Nachdem die Tests bei Pia ganz eindeutig eine Zöliakie nachgewiesen hatten, waren ihre Eltern zunächst einmal geschockt. „Wir wussten so gar nicht, was da auf uns zukommen würde. Der Arzt erklärte uns, dass Zöliakie nicht medikamentös behandelt werden kann. Die einzig mögliche Therapie ist eine lebenslange strikte glutenfreie Ernährung, damit sich die Dünndarmschleimhaut erholen kann und erneute Beschwerden vermieden werden. Ich stellte mir vor, dass Pia nun niemals Nudeln, Pizza, Brot und Kuchen wird essen können, und es tat mir unendlich leid“, erzählt Pias Mutter.

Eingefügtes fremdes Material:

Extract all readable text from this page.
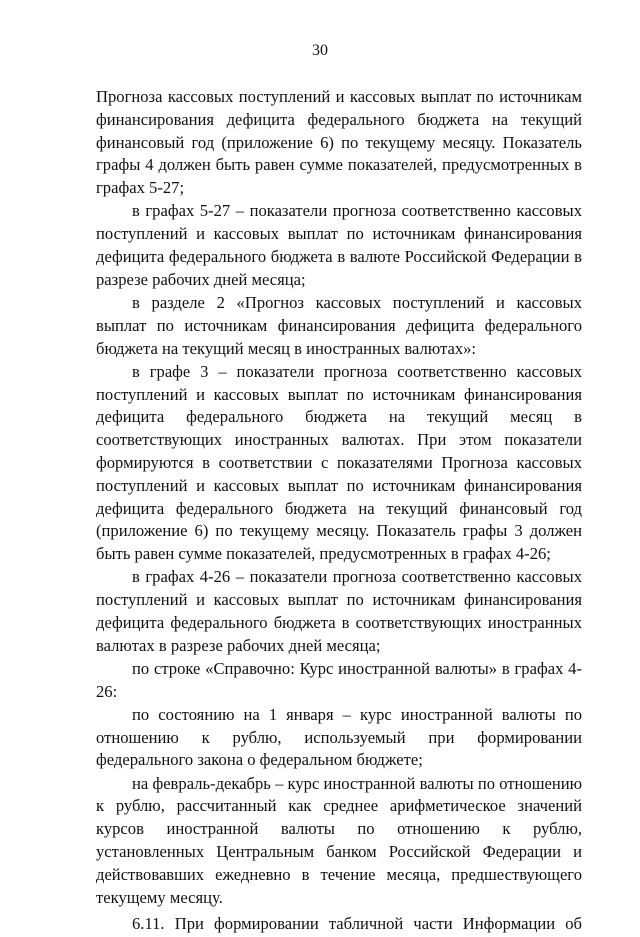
30

Прогноза кассовых поступлений и кассовых выплат по источникам финансирования дефицита федерального бюджета на текущий финансовый год (приложение 6) по текущему месяцу. Показатель графы 4 должен быть равен сумме показателей, предусмотренных в графах 5-27;

в графах 5-27 – показатели прогноза соответственно кассовых поступлений и кассовых выплат по источникам финансирования дефицита федерального бюджета в валюте Российской Федерации в разрезе рабочих дней месяца;

в разделе 2 «Прогноз кассовых поступлений и кассовых выплат по источникам финансирования дефицита федерального бюджета на текущий месяц в иностранных валютах»:

в графе 3 – показатели прогноза соответственно кассовых поступлений и кассовых выплат по источникам финансирования дефицита федерального бюджета на текущий месяц в соответствующих иностранных валютах. При этом показатели формируются в соответствии с показателями Прогноза кассовых поступлений и кассовых выплат по источникам финансирования дефицита федерального бюджета на текущий финансовый год (приложение 6) по текущему месяцу. Показатель графы 3 должен быть равен сумме показателей, предусмотренных в графах 4-26;

в графах 4-26 – показатели прогноза соответственно кассовых поступлений и кассовых выплат по источникам финансирования дефицита федерального бюджета в соответствующих иностранных валютах в разрезе рабочих дней месяца;

по строке «Справочно: Курс иностранной валюты» в графах 4-26:

по состоянию на 1 января – курс иностранной валюты по отношению к рублю, используемый при формировании федерального закона о федеральном бюджете;

на февраль-декабрь – курс иностранной валюты по отношению к рублю, рассчитанный как среднее арифметическое значений курсов иностранной валюты по отношению к рублю, установленных Центральным банком Российской Федерации и действовавших ежедневно в течение месяца, предшествующего текущему месяцу.

6.11. При формировании табличной части Информации об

Die kleine Bäckerin vermisst all das nicht. Pias Mutter hat bei einer Ernährungsberatung gelernt, worauf sie achten muss, welche Nahrungsmittel tabu sind und welche Alternativen sich eignen. Es gibt viele Ersatzprodukte, wie zum Beispiel Mais, Reis, Hirse, Soja oder Buchweizen. Und so kommen jetzt Kartoffel- oder Maisstärke und Nüsse statt Mehl in den Kuchen und Buchweizen und Amaranth ins Brot. In Reformhäusern, Naturkostläden und auch in immer mehr Supermärkten gibt es mittlerweile spezielle Produkte, die aus glutenfreien Rohstoffen hergestellt sind. Ob ein Produkt Gluten enthält oder nicht, zeigt der Blick auf die Verpackung. Glutenhaltige Lebensmittel müssen gekennzeichnet sein. Zudem sind die meisten diätetischen glutenfreien Lebensmittel durch das Zeichen der durchgestrichenen Ähre oder die Aufschrift „Glutenfrei“ zu erkennen.
Pias Familie hat sich daran gewöhnt, die Nahrungsmittel für Pia gezielt auszuwählen. Schon kurze Zeit nach der Ernährungsumstellung hat Pia einen riesigen Entwicklungsschub gemacht und ist heute eine gesunde, fröhliche Schülerin. Um das selbst gebackene Pausenbrot beneidet sie so mancher Mitschüler und vor allem der leckere Schokoladenkuchen ist bei allen heiß begehrt.